Today’s process looks more like this:
- The Christian invites people to belong to your community (love them even if they don’t believe), and through that...
- The Christian helps them see why they should believe in what the Bible claims about Jesus.
- Once they believe in Jesus, the Christian encourages them to become a part of the church and join in the mission of evangelizing others.
- Old Process = Believe, Become, Belong
- New Process = Belong, Believe, Become
Many Lutherans, however, are thinking outside this box -- especially those who look to things evangelical when they are not sure that the Lutheran thing is working. These Lutherans have looked to the big box evangelicals and shifted paradigms. Belonging comes first. Not just the welcoming of the new person but belonging in the sense of their ties to the community and their "fit" within the groups of the congregation. Once they belong, then belief is addressed -- not in the sense of membership instruction or catechetical instruction but in the sense of a journey informed and shaped by teaching (sort of a life coach approach to instruction). Finally after all of this has taken place, they may (or may not) formally identify with the denomination and the congregation. The main thing here is that they meet Jesus -- church is secondary to all the rest.
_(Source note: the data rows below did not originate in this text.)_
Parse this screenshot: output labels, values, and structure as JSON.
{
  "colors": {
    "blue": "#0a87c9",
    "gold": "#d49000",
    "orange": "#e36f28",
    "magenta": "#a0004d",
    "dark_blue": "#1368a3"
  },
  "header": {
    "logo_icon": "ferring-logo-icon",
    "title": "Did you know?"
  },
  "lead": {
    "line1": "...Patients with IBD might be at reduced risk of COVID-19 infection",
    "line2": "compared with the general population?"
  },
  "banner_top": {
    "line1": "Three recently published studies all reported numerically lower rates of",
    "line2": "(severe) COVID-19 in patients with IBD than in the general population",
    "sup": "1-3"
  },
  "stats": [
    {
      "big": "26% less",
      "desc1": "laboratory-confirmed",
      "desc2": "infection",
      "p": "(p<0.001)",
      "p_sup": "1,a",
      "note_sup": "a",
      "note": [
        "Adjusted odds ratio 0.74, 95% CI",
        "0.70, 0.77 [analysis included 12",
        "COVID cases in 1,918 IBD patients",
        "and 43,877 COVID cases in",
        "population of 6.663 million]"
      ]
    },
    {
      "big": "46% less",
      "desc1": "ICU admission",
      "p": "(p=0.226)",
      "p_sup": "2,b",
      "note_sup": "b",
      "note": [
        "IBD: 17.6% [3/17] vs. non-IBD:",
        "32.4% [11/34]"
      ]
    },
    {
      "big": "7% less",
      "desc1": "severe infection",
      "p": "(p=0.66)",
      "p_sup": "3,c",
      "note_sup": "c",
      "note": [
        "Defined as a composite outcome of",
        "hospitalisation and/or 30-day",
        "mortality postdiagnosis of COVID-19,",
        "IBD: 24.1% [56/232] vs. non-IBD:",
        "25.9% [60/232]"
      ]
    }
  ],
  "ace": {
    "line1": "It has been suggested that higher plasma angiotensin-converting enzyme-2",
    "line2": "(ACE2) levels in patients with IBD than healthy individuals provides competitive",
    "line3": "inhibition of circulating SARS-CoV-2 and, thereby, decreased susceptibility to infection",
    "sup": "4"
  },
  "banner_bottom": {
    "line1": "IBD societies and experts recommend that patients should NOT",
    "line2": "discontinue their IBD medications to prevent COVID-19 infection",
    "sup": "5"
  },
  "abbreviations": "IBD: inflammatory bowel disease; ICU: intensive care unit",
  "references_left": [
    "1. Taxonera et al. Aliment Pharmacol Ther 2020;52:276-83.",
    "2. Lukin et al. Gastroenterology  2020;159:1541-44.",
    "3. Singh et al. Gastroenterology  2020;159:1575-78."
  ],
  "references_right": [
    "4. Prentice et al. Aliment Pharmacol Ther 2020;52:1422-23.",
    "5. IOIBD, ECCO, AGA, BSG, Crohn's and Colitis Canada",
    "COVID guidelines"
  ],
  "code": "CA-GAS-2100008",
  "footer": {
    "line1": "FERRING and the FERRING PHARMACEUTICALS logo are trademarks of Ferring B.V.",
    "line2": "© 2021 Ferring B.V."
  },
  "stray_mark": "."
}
As attractive as this sounds and as appealing as it may be to people weary of denominations and their structures (or congregations and their rules), I don't think this is a fit for Lutherans. On the one hand we face the problem of welcoming to the altar people who have not yet been formed in the faith and are ready to discern Christ and communion in repentance and faith. On the other hand, worship is by nature for and by Christians -- unless it is stripped of its liturgical center in the Word and Sacrament and treated as an extended Bible study with music. Of course folks who find a home in the community are likely to stay but are they raised up in that faith and will they seek out the next church according to the doctrine believed and confessed or will they seek out a good fit for them (the feeling of belonging that trumps what is preached and taught)? Certainly the Mormons have had great success fellowshiping people into a church whose doctrine is not only not Christian but rather bizarre and odd, to say the least. But is this where we want to be?
Of course, no one is suggesting that Sunday morning should be policed and those not yet of the congregation prevented but at the same time full participation in the liturgy is for the baptized, for those of the faith. Quite honestly, apart from faith what happens on Sunday morning is not only strange but unintelligible (unless church has come simply to mean a better life, an easier life, or a happier life). It may not seem to be in sync with the times but the believing comes first -- through a rigorous and welcoming process of catechesis and instruction in the Word and doctrines of Christianity -- not as a one time event but as the foundational introduction to a lifelong pattern of catechetical instruction and preaching and teaching of the Word.
Perhaps we are not able to borrow as freely from others as we think -- or we just may trade off some of what we believe, confess, and teach in the process. Stetzer's article may be compelling for American evangelicals (his audience after all) but it is at best a curiosity for Lutherans who do not fit his mold -- no matter how hard we try.
1 comment:
John 6:44 - Jesus said, "No one can come to Me unless the Father who sent Me draws Him, and I will raise Him up at the last day." That is the formula I know. It is God who works in us, not a clever paradigm at all. The evangelistic tools are useful, but useless if God has not first issued His providential call.